Singh Prashant K , Sharma Pankaj , Afanzar Oshri , Goldfarb Margo H , Maklashina Elena , Eisenbach  Michael , Cecchini  Gary , Iverson T. M. . Nature Microbioligy. 2024 4 17; ().


Bacterial chemotaxis requires bidirectional flagellar rotation at different rates. Rotation is driven by a flagellar motor, which is a supercomplex containing multiple rings. Architectural uncertainty regarding the cytoplasmic C-ring, or ‘switch’, limits our understanding of how the motor transmits torque and direction to the flagellar rod. Here we report cryogenic electron microscopy structures for Salmonella enterica serovar typhimurium inner membrane MS-ring and C-ring in a counterclockwise pose (4.0 Å) and isolated C-ring in a clockwise pose alone (4.6 Å) and bound to a regulator (5.9 Å).

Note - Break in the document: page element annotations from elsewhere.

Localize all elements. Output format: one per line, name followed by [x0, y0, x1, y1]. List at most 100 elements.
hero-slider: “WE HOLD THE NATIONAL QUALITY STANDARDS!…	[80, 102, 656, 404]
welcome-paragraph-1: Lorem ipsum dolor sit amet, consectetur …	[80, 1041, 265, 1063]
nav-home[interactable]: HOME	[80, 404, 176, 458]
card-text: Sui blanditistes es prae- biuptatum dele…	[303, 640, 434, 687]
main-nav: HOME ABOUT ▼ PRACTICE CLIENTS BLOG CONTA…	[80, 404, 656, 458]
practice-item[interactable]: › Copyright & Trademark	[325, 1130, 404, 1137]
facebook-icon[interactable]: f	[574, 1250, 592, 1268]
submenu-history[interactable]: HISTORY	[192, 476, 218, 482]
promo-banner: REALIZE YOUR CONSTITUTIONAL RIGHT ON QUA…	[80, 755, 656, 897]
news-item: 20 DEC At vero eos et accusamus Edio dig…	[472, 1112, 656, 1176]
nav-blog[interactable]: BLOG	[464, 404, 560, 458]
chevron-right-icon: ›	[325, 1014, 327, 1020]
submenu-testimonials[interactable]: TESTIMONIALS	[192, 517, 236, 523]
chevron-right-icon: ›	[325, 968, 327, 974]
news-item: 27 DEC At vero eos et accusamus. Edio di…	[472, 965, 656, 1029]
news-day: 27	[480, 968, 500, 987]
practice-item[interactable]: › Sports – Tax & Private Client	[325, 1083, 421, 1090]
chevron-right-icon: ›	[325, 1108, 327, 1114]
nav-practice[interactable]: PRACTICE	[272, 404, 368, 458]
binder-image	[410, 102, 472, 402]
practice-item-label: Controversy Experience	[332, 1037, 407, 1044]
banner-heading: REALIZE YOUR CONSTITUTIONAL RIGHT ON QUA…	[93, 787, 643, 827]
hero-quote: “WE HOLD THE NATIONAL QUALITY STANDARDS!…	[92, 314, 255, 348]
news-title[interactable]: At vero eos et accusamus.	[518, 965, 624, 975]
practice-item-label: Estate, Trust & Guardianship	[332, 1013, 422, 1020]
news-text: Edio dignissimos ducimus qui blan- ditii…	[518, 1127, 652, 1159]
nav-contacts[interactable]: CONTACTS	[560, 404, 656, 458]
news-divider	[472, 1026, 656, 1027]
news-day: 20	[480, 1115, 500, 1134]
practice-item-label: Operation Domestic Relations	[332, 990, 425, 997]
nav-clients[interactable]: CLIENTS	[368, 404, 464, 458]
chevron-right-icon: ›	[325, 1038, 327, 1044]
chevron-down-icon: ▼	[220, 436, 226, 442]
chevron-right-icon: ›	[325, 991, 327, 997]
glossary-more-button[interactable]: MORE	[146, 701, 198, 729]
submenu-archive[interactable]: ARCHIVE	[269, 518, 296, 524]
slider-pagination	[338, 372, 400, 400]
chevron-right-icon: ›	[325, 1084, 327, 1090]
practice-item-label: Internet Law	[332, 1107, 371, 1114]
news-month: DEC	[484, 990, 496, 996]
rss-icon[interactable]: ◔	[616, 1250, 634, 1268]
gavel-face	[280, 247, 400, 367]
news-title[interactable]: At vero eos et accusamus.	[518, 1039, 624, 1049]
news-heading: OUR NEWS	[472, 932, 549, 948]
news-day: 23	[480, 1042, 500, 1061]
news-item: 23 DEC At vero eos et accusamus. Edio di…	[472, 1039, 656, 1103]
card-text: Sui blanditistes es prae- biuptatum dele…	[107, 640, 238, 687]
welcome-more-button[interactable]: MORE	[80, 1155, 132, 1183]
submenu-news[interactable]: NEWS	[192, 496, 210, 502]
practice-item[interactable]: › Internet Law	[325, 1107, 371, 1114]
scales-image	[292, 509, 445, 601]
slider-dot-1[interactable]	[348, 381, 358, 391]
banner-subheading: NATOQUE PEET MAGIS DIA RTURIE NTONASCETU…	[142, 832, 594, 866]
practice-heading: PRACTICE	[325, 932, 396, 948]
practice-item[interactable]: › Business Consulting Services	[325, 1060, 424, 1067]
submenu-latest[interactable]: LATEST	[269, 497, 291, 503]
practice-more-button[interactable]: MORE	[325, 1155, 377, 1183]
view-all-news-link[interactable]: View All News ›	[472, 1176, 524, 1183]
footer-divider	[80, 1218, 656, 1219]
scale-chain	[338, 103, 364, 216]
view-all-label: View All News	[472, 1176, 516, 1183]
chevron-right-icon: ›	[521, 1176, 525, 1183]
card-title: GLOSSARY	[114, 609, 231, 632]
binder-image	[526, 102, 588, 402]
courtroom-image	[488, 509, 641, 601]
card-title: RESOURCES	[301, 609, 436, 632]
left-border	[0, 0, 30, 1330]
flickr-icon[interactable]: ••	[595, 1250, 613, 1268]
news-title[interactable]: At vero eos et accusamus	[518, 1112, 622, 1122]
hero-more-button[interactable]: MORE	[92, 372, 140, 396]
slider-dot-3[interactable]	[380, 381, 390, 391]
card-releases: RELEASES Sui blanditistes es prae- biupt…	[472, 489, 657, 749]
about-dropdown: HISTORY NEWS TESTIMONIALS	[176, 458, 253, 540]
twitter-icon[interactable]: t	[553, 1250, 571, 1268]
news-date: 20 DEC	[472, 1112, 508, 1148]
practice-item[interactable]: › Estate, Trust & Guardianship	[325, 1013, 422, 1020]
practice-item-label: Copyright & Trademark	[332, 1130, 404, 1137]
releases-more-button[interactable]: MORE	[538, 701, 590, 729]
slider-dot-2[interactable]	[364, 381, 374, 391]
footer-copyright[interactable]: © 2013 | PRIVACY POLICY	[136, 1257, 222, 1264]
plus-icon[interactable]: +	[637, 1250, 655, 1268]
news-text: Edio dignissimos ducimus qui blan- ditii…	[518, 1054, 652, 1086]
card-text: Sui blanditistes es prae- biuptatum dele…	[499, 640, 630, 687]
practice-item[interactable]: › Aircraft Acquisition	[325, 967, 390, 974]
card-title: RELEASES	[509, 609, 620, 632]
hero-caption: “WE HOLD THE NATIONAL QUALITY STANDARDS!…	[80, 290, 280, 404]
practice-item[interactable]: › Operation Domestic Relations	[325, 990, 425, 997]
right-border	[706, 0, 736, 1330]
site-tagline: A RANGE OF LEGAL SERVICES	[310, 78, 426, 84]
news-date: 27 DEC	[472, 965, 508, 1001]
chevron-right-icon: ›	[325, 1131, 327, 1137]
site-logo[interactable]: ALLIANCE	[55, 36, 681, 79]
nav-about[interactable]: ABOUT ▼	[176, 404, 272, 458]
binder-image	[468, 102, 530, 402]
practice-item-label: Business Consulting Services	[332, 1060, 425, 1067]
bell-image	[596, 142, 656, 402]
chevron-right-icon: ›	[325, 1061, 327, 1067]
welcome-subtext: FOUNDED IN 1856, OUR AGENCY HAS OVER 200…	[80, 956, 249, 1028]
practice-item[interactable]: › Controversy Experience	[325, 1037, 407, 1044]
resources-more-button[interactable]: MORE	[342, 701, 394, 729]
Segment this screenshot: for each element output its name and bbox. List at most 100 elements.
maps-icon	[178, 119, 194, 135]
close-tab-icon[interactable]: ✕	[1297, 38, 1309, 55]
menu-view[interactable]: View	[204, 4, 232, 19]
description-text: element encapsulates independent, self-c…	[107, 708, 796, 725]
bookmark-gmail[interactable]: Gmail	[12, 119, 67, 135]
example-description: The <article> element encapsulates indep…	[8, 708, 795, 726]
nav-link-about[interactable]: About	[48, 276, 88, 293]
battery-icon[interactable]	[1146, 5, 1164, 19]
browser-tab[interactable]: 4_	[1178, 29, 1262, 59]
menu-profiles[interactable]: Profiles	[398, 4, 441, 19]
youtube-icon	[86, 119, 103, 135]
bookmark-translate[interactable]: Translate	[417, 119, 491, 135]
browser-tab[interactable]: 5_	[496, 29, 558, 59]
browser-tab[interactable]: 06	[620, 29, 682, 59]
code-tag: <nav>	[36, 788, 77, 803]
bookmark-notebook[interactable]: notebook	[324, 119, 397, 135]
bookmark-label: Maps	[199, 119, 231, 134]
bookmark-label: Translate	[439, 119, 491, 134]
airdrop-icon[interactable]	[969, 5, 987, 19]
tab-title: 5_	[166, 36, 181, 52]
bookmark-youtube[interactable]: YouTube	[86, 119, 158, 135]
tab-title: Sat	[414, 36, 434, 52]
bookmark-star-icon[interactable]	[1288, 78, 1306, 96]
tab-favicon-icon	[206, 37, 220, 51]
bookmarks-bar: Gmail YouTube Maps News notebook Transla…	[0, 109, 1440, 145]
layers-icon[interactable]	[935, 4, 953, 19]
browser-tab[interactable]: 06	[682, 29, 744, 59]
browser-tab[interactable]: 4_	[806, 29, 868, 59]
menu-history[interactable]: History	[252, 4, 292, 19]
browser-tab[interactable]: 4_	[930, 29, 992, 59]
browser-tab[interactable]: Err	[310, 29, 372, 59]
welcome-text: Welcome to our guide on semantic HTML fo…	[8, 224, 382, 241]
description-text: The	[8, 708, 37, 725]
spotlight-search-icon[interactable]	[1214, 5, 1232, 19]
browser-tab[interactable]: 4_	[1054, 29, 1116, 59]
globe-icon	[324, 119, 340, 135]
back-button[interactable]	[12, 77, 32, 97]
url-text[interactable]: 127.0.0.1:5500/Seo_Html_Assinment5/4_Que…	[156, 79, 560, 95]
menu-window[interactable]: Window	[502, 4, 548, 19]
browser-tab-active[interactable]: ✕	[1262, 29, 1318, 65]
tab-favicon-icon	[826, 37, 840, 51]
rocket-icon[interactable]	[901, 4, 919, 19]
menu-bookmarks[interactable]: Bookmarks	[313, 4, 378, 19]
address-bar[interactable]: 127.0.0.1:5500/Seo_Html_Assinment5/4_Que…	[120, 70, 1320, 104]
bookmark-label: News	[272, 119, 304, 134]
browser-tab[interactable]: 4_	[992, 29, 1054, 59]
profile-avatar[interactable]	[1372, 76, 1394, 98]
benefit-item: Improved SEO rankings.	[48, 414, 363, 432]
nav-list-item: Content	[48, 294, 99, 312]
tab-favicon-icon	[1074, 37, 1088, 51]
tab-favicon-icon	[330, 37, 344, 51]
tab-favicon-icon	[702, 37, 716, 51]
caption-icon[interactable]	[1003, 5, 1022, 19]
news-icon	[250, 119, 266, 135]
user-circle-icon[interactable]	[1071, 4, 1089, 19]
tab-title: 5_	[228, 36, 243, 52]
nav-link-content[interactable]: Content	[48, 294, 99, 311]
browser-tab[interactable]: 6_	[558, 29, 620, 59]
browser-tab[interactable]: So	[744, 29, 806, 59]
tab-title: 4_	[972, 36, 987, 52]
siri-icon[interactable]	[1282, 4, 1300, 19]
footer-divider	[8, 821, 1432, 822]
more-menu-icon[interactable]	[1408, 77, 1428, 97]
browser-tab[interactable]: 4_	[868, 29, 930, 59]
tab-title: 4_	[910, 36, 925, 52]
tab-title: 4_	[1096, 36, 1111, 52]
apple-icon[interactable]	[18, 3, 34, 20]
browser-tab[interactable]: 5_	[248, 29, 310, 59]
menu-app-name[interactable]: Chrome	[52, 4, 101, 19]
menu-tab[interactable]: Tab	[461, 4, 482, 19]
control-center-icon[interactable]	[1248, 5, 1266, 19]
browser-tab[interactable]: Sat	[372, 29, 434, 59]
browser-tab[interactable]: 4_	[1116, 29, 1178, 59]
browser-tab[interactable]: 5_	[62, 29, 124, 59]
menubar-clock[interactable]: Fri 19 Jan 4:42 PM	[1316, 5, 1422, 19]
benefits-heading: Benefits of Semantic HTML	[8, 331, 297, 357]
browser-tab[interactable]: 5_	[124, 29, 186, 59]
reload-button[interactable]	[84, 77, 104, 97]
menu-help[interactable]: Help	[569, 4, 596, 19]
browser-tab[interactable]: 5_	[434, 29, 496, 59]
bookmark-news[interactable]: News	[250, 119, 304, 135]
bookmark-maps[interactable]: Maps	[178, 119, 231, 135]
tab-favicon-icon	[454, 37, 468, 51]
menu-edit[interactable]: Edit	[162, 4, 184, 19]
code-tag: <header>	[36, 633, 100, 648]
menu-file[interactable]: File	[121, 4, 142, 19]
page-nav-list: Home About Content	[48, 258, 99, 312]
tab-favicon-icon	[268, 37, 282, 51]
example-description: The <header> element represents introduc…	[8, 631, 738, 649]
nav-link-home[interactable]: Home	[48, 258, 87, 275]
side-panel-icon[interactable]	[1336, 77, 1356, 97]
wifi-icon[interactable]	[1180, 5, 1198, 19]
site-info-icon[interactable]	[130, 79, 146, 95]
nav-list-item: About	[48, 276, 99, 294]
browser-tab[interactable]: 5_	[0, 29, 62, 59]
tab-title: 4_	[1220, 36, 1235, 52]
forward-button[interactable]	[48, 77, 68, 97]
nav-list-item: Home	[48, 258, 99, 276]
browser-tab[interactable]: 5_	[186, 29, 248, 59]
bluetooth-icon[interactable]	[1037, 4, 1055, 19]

Conformational differences between rotational poses include a 180° shift in FliF/FliG domains that rotates the outward-facing MotA/B binding site to inward facing. The regulator has specificity for the clockwise pose by bridging elements unique to this conformation. We used these structures to propose how the switch reverses rotation and transmits torque to the flagellum, which advances the understanding of bacterial chemotaxis and bidirectional motor rotation.